三月十七日晨。
永嘉元年春。匈奴汉王、大单于刘渊引兵北犯太原国。数日之间,连下中阳、隰城、邬县、京陵、中都诸城,横扫太原国南部,围攻重镇介休。大晋并州刺史、振威将军、护匈奴中郎将、广武侯刘琨,率领晋阳军主力南下救援,与匈奴大军对峙于汾水之南。双方兵马合计将近四万之众,血战连场,杀气冲宵而起。
一时间,太原国南部的狭小区域之内,成了大晋朝廷与匈奴叛军角力的焦点所在。在这片崇山峻岭中,两支强悍的军队就如同两只闪亮獠牙的庞然巨兽,撕咬、搏击,用最原始的方式决定胜负。
而在两军主力部队战场以外,介休城的攻防战依旧惨烈无比的进行中。在昭馀祁的东侧,则有晋军和匈奴的偏师数千人对峙着。
清晨时分,陆遥几步跃上山巅陡峭的巨岩。只见浓重的晨雾依旧蔓延在起伏的丘陵之间。在山坡下的谷地,雾气甚至如流水般涌入,又翻卷起来。他放眼望去,只能隐约看到一座座丘陵的顶端,仿佛许多小岛飘浮在乳白色的水面。如此美轮美奂的景色,几乎不是凡间所能有。
这几天里,陆遥带领部下驻守于祁县境内的碛山与匈奴对峙。此刻他带领若干部下前插至碛山以南二十余里处,距离胡人的麓台山大营只有十里。这场突发的大雾掩护了他们的行踪,使得他们接近到了这样的距离仍未被胡人巡哨兵力发现;可同时,太过浓密的雾气也阻断了陆遥的视线,让他完全看不清胡人的动向。
数日前晋军奇袭匈奴大营,虽然杀死了不少胡人,但是胡人比预料中更快地组织起了有力反击。若不是陆遥见机不对及时收兵,几乎要把全军都陷在那里了。由于兵力实在单薄,陆遥不敢与胡人纠缠,他率军向北撤退,一直到碛山才扎下营寨。
而在胡人那一方面,由于石勒忙于重整兵马,树立威严,因此一时也不忙着发动进攻。他们只是追着陆遥北撤的脚步,推进到了位于碛山南方的麓台山。
令人高兴的是,就在此时晋阳方面派出的援军也到达了祁县。
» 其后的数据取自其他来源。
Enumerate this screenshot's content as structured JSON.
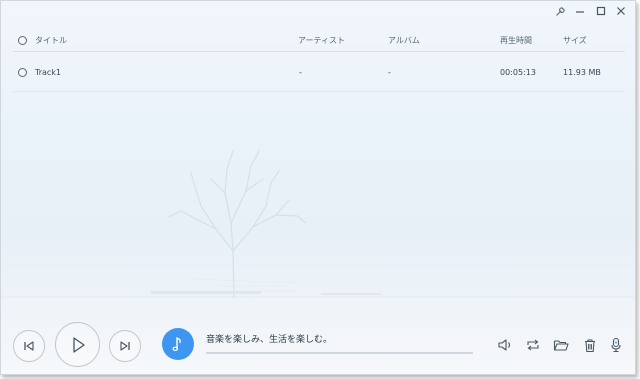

这支援军是近几个月来组织起的新军,一共八百人,由裨将军黄肃率领。这支部队虽然以越石公的老部下为骨干,但底层的将士们都还没有完成基础训练,战斗力相当有限。在与陆遥沟通以后,黄肃率军进占碛山东面的竭方山,与陆遥所部成犄角之势,威慑匈奴军马。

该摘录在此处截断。